YYÜ'ye tıbbi cihaz alımında usulsüzlük tespit edilmedi

Van'da eski YYÜ rektörleri Yücel Aşkın ve Hasan Ceylan ile bazı üniversite görevlileri hakkında, tıbbi cihaz alımı ihalesinde usulsüzlük yaptıkları, suç işlemek amacıyla örgüt kurdukları iddiasıyla yapılan yargılama sonucu verilen beraat ve düşme kararının gerekçesi tamamlandı - Kararda, sanıklar hakkında devletin güvenliği ile anayasal düzene karşı suçlardan herhangi birini işleme hususunda anlaştıklarına ilişkin delil bulunmaması, dosya içeriğinde bu şekilde kurulmuş bir örgütün mevcudiyetine ilişkin somut kanıtların olmaması nedeniyle beraat kararı verildiği belirtildi - Karardan: - "Sanıkların, ihale kararı veya sözleşmede belirtilen maldan başka bir malı ya da belirtilen miktardan eksik ürünü teslim almak, sözleşmede belirtilen sürede ifa edilmemesine karşı süresinde ifa edilmiş gibi kabul ettiklerine dair mahkumiyetlerine yeter, her türlü şüpheden uzak, kesin, somut ve inandırıcı delil bulunmadığından beraatlerine karar verilmiştir"
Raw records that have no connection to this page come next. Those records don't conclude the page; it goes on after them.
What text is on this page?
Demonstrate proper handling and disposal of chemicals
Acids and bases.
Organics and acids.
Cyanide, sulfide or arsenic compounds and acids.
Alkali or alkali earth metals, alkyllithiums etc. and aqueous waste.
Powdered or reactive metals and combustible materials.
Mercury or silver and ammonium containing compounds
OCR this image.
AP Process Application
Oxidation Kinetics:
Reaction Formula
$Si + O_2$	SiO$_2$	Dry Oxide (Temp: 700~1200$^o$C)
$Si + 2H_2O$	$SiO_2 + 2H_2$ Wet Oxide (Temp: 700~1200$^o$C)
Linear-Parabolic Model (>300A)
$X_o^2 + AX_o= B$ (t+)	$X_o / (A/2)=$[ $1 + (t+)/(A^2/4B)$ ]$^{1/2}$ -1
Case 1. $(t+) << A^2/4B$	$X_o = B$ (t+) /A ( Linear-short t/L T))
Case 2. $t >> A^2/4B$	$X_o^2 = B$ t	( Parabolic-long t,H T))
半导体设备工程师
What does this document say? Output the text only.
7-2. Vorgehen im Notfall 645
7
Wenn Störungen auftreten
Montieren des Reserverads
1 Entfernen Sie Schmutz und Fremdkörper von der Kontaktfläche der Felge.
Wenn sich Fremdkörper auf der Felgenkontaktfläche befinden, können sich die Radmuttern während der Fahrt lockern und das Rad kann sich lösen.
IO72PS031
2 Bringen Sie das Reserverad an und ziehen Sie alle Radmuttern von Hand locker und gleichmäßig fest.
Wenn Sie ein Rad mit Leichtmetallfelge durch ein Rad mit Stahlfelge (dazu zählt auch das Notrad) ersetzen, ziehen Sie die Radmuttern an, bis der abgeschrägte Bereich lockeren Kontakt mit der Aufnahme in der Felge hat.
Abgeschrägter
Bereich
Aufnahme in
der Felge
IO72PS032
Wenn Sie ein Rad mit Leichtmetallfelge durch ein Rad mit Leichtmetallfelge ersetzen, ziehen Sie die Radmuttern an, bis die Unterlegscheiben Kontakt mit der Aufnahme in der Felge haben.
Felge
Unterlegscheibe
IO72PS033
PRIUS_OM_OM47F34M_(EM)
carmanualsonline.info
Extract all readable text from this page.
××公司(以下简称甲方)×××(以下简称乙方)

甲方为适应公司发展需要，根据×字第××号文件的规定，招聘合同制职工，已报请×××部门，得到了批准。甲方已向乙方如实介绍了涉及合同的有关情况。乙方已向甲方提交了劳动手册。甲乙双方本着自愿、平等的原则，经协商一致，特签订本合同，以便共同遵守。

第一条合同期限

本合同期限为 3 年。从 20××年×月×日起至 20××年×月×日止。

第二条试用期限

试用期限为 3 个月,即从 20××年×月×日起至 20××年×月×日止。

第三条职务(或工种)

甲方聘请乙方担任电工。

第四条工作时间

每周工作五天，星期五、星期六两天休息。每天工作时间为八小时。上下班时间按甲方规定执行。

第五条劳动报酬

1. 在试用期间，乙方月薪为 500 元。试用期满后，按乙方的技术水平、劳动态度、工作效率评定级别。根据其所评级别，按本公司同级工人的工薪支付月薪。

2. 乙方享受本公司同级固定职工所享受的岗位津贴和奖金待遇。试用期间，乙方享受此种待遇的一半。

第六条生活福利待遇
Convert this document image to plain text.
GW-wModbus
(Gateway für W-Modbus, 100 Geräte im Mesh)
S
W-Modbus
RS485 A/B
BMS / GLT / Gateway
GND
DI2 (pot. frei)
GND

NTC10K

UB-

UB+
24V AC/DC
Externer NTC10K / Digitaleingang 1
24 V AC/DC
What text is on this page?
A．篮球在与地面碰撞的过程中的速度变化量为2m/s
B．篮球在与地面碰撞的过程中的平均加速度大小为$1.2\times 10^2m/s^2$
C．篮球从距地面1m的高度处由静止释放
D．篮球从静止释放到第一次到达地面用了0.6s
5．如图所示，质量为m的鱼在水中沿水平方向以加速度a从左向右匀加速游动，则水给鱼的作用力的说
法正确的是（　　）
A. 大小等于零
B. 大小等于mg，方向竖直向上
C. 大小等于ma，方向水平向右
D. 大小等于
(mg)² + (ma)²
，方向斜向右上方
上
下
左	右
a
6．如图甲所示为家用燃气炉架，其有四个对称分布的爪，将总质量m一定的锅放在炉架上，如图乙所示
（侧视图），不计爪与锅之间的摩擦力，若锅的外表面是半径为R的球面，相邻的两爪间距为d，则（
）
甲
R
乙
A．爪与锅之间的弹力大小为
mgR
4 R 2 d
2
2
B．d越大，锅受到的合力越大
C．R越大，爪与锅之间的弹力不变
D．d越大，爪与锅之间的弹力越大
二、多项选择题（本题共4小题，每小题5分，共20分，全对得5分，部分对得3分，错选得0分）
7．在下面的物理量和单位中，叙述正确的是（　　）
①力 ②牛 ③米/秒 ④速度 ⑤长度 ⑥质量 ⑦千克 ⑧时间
CEMAL AŞAN - Van'da tıbbi cihaz alımı ihalesinde usulsüzlük yaptıkları, suç işlemek amacıyla örgüt kurdukları iddiasıyla yargılandıkları davadan beraat eden Yüzüncü Yıl Üniversitesi (YYÜ) eski rektörleri Yücel Aşkın ve Hasan Ceylan ile bazı kurum çalışanları hakkındaki kararın gerekçesi açıklandı.

Van 1. Ağır Ceza Mahkemesince hazırlanan gerekçeli kararda, dönemin özel yetkili Van Cumhuriyet Başsavcıvekilliğine mektup yoluyla tıbbi cihaz alımında usulsüzlük yapıldığına dair ihbarlar üzerine doğrudan soruşturma yürütülerek iddianame hazırlandığı belirtildi.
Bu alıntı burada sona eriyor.